Thursday, September 8, 2011

Left behind?

I work from 8 to 5, Monday through Friday. I have a girlfriend who takes up most of my weekend free time. I try to visit my large family from time to time. I also am forced against my will to workout on Tuesday's and Thursday's after work with my girlfriend. So what do I do with my "free time"? I play video games. I have a PS3, PS2, Xbox 360, Wii, N64 and Super Nintendo. Collectively, I have over a hundred games, in which about 20 of them I have not beaten. Those 20 do not include games that don't have a campaign (sports, racing and fighting games). Besides those games I haven't beaten, there is a line around the block of games I'm looking forward to that will be released in the near future that will be first priority when I get my hands on them. So, my point? I have no time for games. And not in the initial way that you're thinking. I play games ALL THE TIME. So it's not the issue of me not playing enough games, it's the issue of.. Not.. Playing..?.. Enough games?.. Let me explain!

It took me about 6 hours to arguably finish ASSASSIN'S CREED BROTHERHOOD. I say arguably because I did close to none of the secondary missions. I see secondary missions as.. well.. secondary. Not important. Not necessary. I've been told that BROTHERHOOD's greatness is evenly spread throughout the variety of the secondary missions. But I didn't care. I wanted to "finish" the game, so I can play another game I just bought I haven't played. I told myself that if I finish the Primary Main story missions, I can put the game in my "finished games" pile. Done and done. But am I truly "finished"?
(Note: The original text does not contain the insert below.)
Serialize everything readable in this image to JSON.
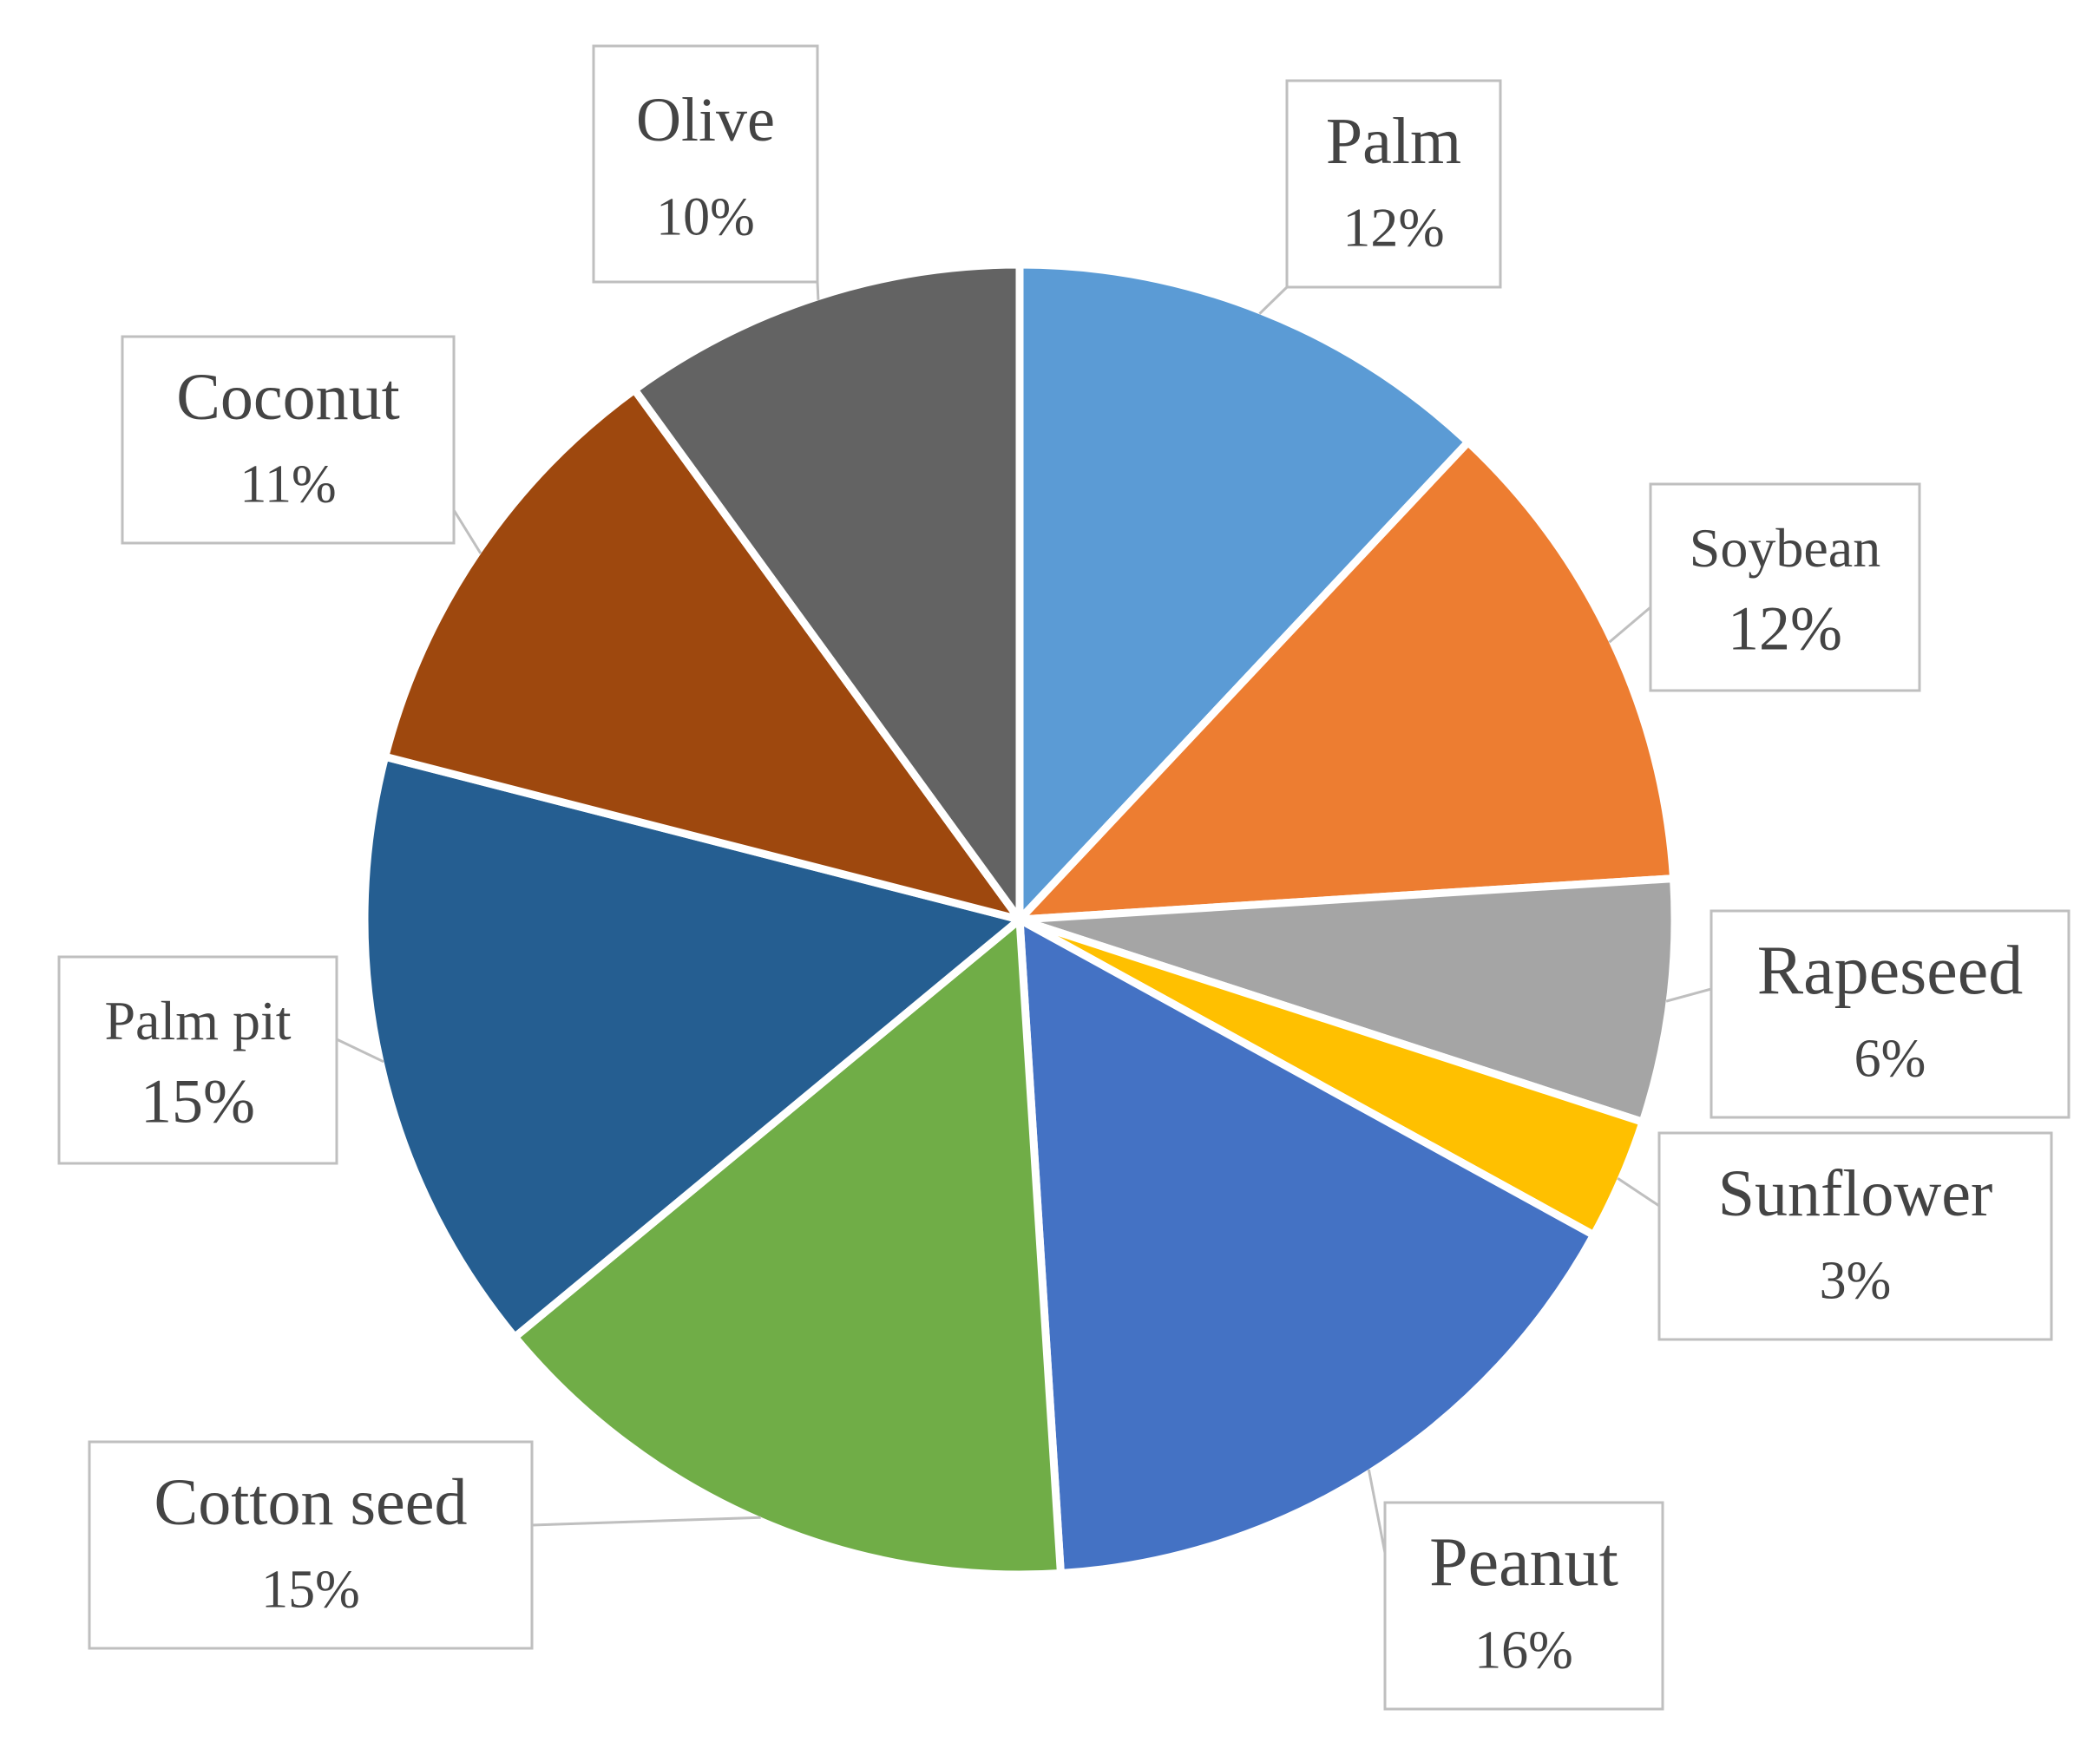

This scenario with ASSASSIN'S CREED BROTHERHOOD is not foreign or crazy to me. I've done this quite a few times.. Ok, most times.. Almost every single game I play. But I wasn't always like this! No no no! I used to play my games until I knew everything there is to know about them. Every secret and collectible. So what happened? I'll tell you what happened! Accessibility happened! Along with a good paying job and no real responsibilities. What happened, was that after getting my first job, I started going crazy trying to buy as many games as possible. I'm assuming I thought I was making up for the lost years of no gaming. So I was playing game after game. It got to a point where I started buying games bi-monthly, MINIMUM. Sounds like heaven, right? Well.. it is.. Until I couldn't keep up, because I was developing a life outside the controller. So, I was minimizing my game time and expanding my social time, while still buying the same amount of video games. A new game came out that I was REMOTELY interested in, I bought it. Old games that I missed out on that I felt I needed to play, I bought them. I needed a system to play the old games, I bought the system. Piles upon piles of games with less time to play them. Before I knew it, I was drowning in games that I started and then quit because a "better" or "more interesting" game came wandering around. I was in trouble.

Recently, I've found more time to play. That would be a great thing if I still didn't have all these games that have been pushed back over the years. So, now I find myself playing games like its a job. Clock in, get it done, clock out. No overtime. No trying to impress my boss. No above and beyond the call of duty.


Its obviously not THAT extreme, but I feel like I've betrayed the very core of the reason why I love playing video games.. Fun. From as far as I remember, I've had fun playing video games. Whether it was by myself or with others, I was having fun engaging in these fictional and non-fictional worlds, saving the earth in bullet time slow-mo. If I remove the fun factor from video games, then what do they have to offer? I'm assuming its what I'm feeling now.. work. But I don't want to feel that about the medium I love most. I need to stop rushing and stop to smell the digital roses. Inhale that pixelated air. And swim with the fish sprites. Where are these games going? Nowhere. They're staying right in my drawer, waiting patiently for me. So, I'll do not only the developers the pleasure of playing their games through and through, but also myself the pleasure. Get back to the basics of playing video games. What got me into loving them to begin with. Fun.